More than a year after its unveiling, General Motors proudly announced that it was now delivering its Hummer EV Edition 1 Pickup, a 9,000-pound (4,082 kilograms) luxury electric beast with a 1,000-horsepower motor that can go from 0 to 60 mph (96 kph) in three seconds. The message: You can do your part to save the planet, if you’re rich that is.
In a press release on Friday, GM announced the beginning of “a new era” for the company, marked by the delivery of its first next-generation electric vehicles. Unfortunately, that new era is headlined by the Hummer EV Edition 1, a $US110,295 ($154,777) car with an estimated 329 miles (529 kilometers) of range, “modular sky panels,” the ability to do a “crabwalk” and drive diagonally, and an “extract mode” to navigate over boulders and water.
Luckily, this isn’t GM’s last EV. The company, which is working towards selling only zero emission cars and trucks by 2035, has plans to release 30 new electric vehicles over the next four years. According to the release, two-thirds of those new cars will be available in North America.
“Both commercial and retail customers will benefit from the EV experience, from exhilarating acceleration to low cost of operation, versatility, and ability to customise after the sale,” GM president Mark Reuss said in a statement. “GM is ideally positioned to provide EVs for every customer in every segment, retail or commercial.”
While I do get that it makes business sense to create an electric vehicle for certain customer segments, debuting a luxury electric truck like this when the planet is in crisis is flabbergasting. We need to electrify everything, and fast, to tackle climate change. Although the all-electric Hummer EV Edition 1 is an (unnecessary) example of the change we need, its price tag will keep it out of reach for the majority, which is exactly the opposite of what is needed. (Electrek reports that less expensive versions of the Hummer EV, beginning at $US80,000 ($112,264), will begin to hit the market over the next two years).

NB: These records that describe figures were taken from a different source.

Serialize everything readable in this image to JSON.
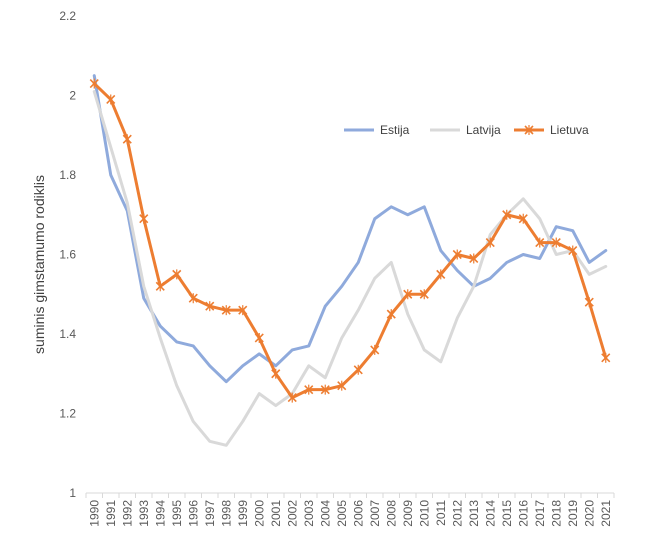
{
  "chart_data": {
    "type": "line",
    "ylabel": "suminis gimstamumo rodiklis",
    "xlabel": "",
    "ylim": [
      1,
      2.2
    ],
    "yticks": [
      1,
      1.2,
      1.4,
      1.6,
      1.8,
      2,
      2.2
    ],
    "ytick_labels": [
      "1",
      "1.2",
      "1.4",
      "1.6",
      "1.8",
      "2",
      "2.2"
    ],
    "grid": false,
    "legend_position": "top-right",
    "categories": [
      "1990",
      "1991",
      "1992",
      "1993",
      "1994",
      "1995",
      "1996",
      "1997",
      "1998",
      "1999",
      "2000",
      "2001",
      "2002",
      "2003",
      "2004",
      "2005",
      "2006",
      "2007",
      "2008",
      "2009",
      "2010",
      "2011",
      "2012",
      "2013",
      "2014",
      "2015",
      "2016",
      "2017",
      "2018",
      "2019",
      "2020",
      "2021"
    ],
    "series": [
      {
        "name": "Estija",
        "color": "#8faadc",
        "marker": "none",
        "values": [
          2.05,
          1.8,
          1.71,
          1.49,
          1.42,
          1.38,
          1.37,
          1.32,
          1.28,
          1.32,
          1.35,
          1.32,
          1.36,
          1.37,
          1.47,
          1.52,
          1.58,
          1.69,
          1.72,
          1.7,
          1.72,
          1.61,
          1.56,
          1.52,
          1.54,
          1.58,
          1.6,
          1.59,
          1.67,
          1.66,
          1.58,
          1.61
        ]
      },
      {
        "name": "Latvija",
        "color": "#d9d9d9",
        "marker": "none",
        "values": [
          2.01,
          1.87,
          1.73,
          1.52,
          1.39,
          1.27,
          1.18,
          1.13,
          1.12,
          1.18,
          1.25,
          1.22,
          1.25,
          1.32,
          1.29,
          1.39,
          1.46,
          1.54,
          1.58,
          1.45,
          1.36,
          1.33,
          1.44,
          1.52,
          1.65,
          1.7,
          1.74,
          1.69,
          1.6,
          1.61,
          1.55,
          1.57
        ]
      },
      {
        "name": "Lietuva",
        "color": "#ed7d31",
        "marker": "x",
        "values": [
          2.03,
          1.99,
          1.89,
          1.69,
          1.52,
          1.55,
          1.49,
          1.47,
          1.46,
          1.46,
          1.39,
          1.3,
          1.24,
          1.26,
          1.26,
          1.27,
          1.31,
          1.36,
          1.45,
          1.5,
          1.5,
          1.55,
          1.6,
          1.59,
          1.63,
          1.7,
          1.69,
          1.63,
          1.63,
          1.61,
          1.48,
          1.34
        ]
      }
    ]
  }
}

Don’t be fooled into thinking that GM doesn’t know how to make cars that benefit the planet and its business, though. Besides starting to ship the Hummer EV Edition 1, GM also began delivering its BrightDrop EV600 electric delivery trucks to customer FedEx, which has ordered 500 EV600s. The EV600 can travel 402 km (402 kilometers) on a maximum charge and carry up to 2,200 pounds (997 kilograms).
FedEx chief sustainability officer Mitch Jackson told CNBC that sustainability is a core part of the business and that it was looking at the scalability of electric vehicles.

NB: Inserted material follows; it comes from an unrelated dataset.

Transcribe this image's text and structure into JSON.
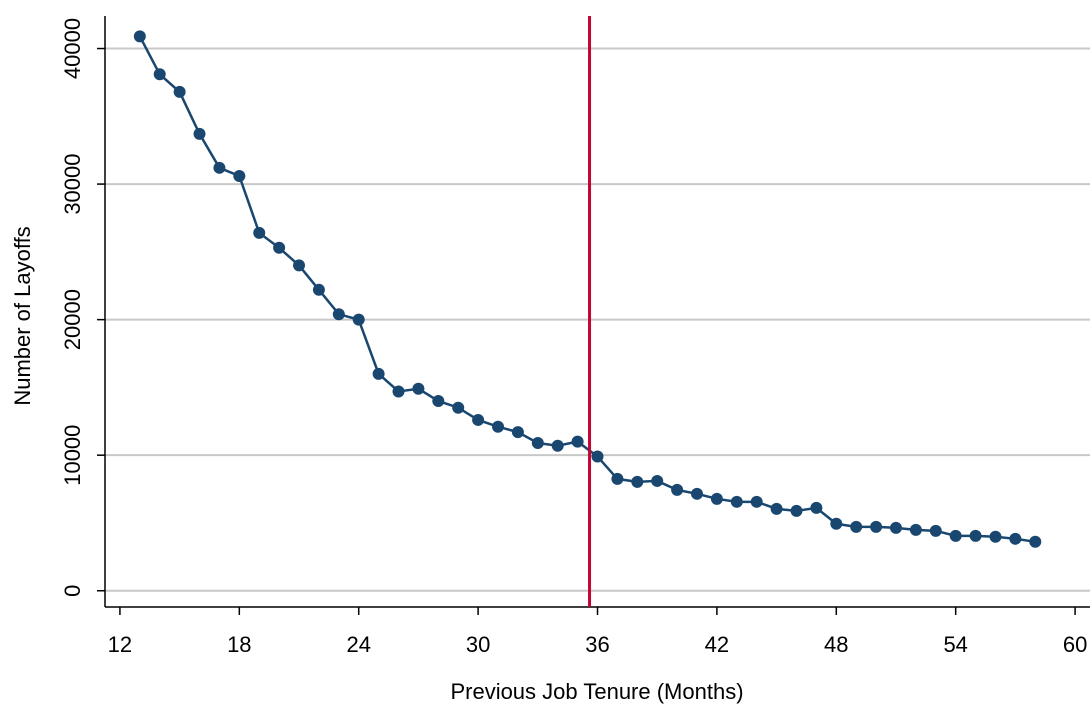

“We use a lot of vehicles in our operation, and we need a lot of vehicles in order to make a sizeable difference in our operations,” Jackson said, according to the outlet. “We need that scale, and we need that production capability.”
The world also needs a lot of electric vehicles to make a sizeable difference in its response to the climate crisis. Those vehicles need to be accessible to all and designed with the majority of society’s needs in mind. In other words, they’re very different from the Hummer EV Edition 1.